A partir de 1936, date où elle débute sa liaison avec Picasso, Dora Maar cesse progressivement toute activité photographique. Lee Miller, autre pionnière de la photographie au féminin, réalise en revanche nombre de portraits de Dora.

Voici Dora Maar durant l'été 1936, à Mougins.

Picasso et Dora Maar à Mougins

Picasso et Dora Maar à Mougins, 1936

Dora Maar commence dès lors à peindre, d'abord sous l'inflence de Picasso, puis, de façon de plus en plus résolue, sous la dictée de la nécessité intérieure. Intitulée Cubist Still Life, une huile sur toile témoigne du style de cette période. On retrouve, de façon plus discrète, la déviation des lignes verticales.

Dora Maar, Cubist Still Life

Cubist Still Life

Dora Maar, City Landscape

City Landscape, 1944

Après la catastrophe psychique de 1945, la cure d'électrochocs à Sainte-Anne, l'officialisation de la rupture avec Picasso, Dora Maar change de style. Elle peint essentiellement des vues du bord de Seine ainsi que des paysages du Lubéron.

Ce n'étaient plus les formes anguleuses ou géométriques et la matière sèche et épaisse copiées sur Picasso. Les choses étaient à présent transparentes et pleines de vent. C'était comme si la matière ignée qui la remplissait était devenue bleu pâle, s'était allégée mais qu'elle restât à l'intérieur de ses limites. Ses natures mortes et ses arbres en forme de ballons semblaient gonflées par un souffle, autrement dit, un esprit.

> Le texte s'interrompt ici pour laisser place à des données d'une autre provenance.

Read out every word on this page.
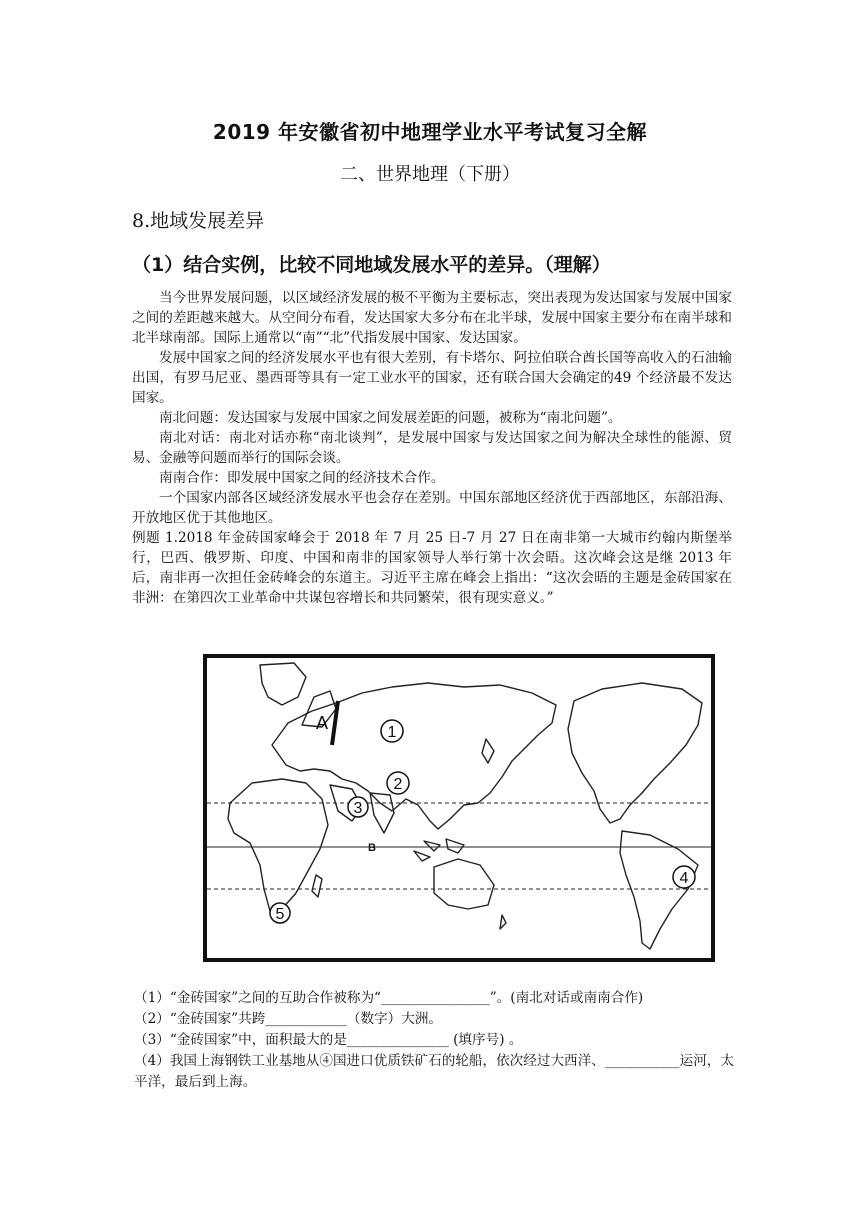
2019 年安徽省初中地理学业水平考试复习全解
二、世界地理（下册）
8.地域发展差异
（1）结合实例，比较不同地域发展水平的差异。（理解）

当今世界发展问题，以区域经济发展的极不平衡为主要标志，突出表现为发达国家与发展中国家之间的差距越来越大。从空间分布看，发达国家大多分布在北半球，发展中国家主要分布在南半球和北半球南部。国际上通常以“南”“北”代指发展中国家、发达国家。

发展中国家之间的经济发展水平也有很大差别，有卡塔尔、阿拉伯联合酋长国等高收入的石油输出国，有罗马尼亚、墨西哥等具有一定工业水平的国家，还有联合国大会确定的49 个经济最不发达国家。

南北问题：发达国家与发展中国家之间发展差距的问题，被称为“南北问题”。

南北对话：南北对话亦称“南北谈判”，是发展中国家与发达国家之间为解决全球性的能源、贸易、金融等问题而举行的国际会谈。

南南合作：即发展中国家之间的经济技术合作。

一个国家内部各区域经济发展水平也会存在差别。中国东部地区经济优于西部地区，东部沿海、开放地区优于其他地区。

例题 1.2018 年金砖国家峰会于 2018 年 7 月 25 日-7 月 27 日在南非第一大城市约翰内斯堡举行，巴西、俄罗斯、印度、中国和南非的国家领导人举行第十次会晤。这次峰会这是继 2013 年后，南非再一次担任金砖峰会的东道主。习近平主席在峰会上指出：“这次会晤的主题是金砖国家在非洲：在第四次工业革命中共谋包容增长和共同繁荣，很有现实意义。”

A
B
1
2
3
4
5

（1）“金砖国家”之间的互助合作被称为“________________”。(南北对话或南南合作)

（2）“金砖国家”共跨____________（数字）大洲。

（3）“金砖国家”中，面积最大的是_______________ (填序号) 。

（4）我国上海钢铁工业基地从④国进口优质铁矿石的轮船，依次经过大西洋、___________运河，太平洋，最后到上海。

Dora Maar, Paysage du Lubéron

Paysage du Lubéron, legs posthume

A partir de 1950, Dora Maar s'enferme chez elle, rue des Grands-Augustins. On ne sait plus rien de son travail de peintre. On a longtemps cru qu'elle l'avait abandonné. On le présumait de toute façon médiocre, voire d'ordre purement thérapeutique.

Après la mort de Dora Maar en juillet 1997, la surprise est venue, en 1998-1999, de la dispersion des biens accumulés dans l'appartement de la rue des Grands-Augustins. On découvre alors la richesse de l'oeuvre ultérieure à 1950.

Dora Maar, gouache colorée, dominante rouge

Composition, gouache , legs posthume

 

Quelques unes des oeuvres représentatives de la dernière période de Dora Maar sont accessibles en ligne : des gouaches, chez Klaus Huber ; des encres, des huiles, chez Borghi. Elles sont admirables.

 

Dora Maar, marine

Untitled, huile, legs posthume

 

Bibliographie

Alicia Dujovne Ortiz, Dora Maar - Prisonnière du regard
Ouvrage traduit de l'espagnol (Argentine) par Alex et Nelly Lhermillier
Editions Grasset & Fasquelle, Livre de Poche, 2005
Toutes les citations supra sont tirées de cet ouvrage.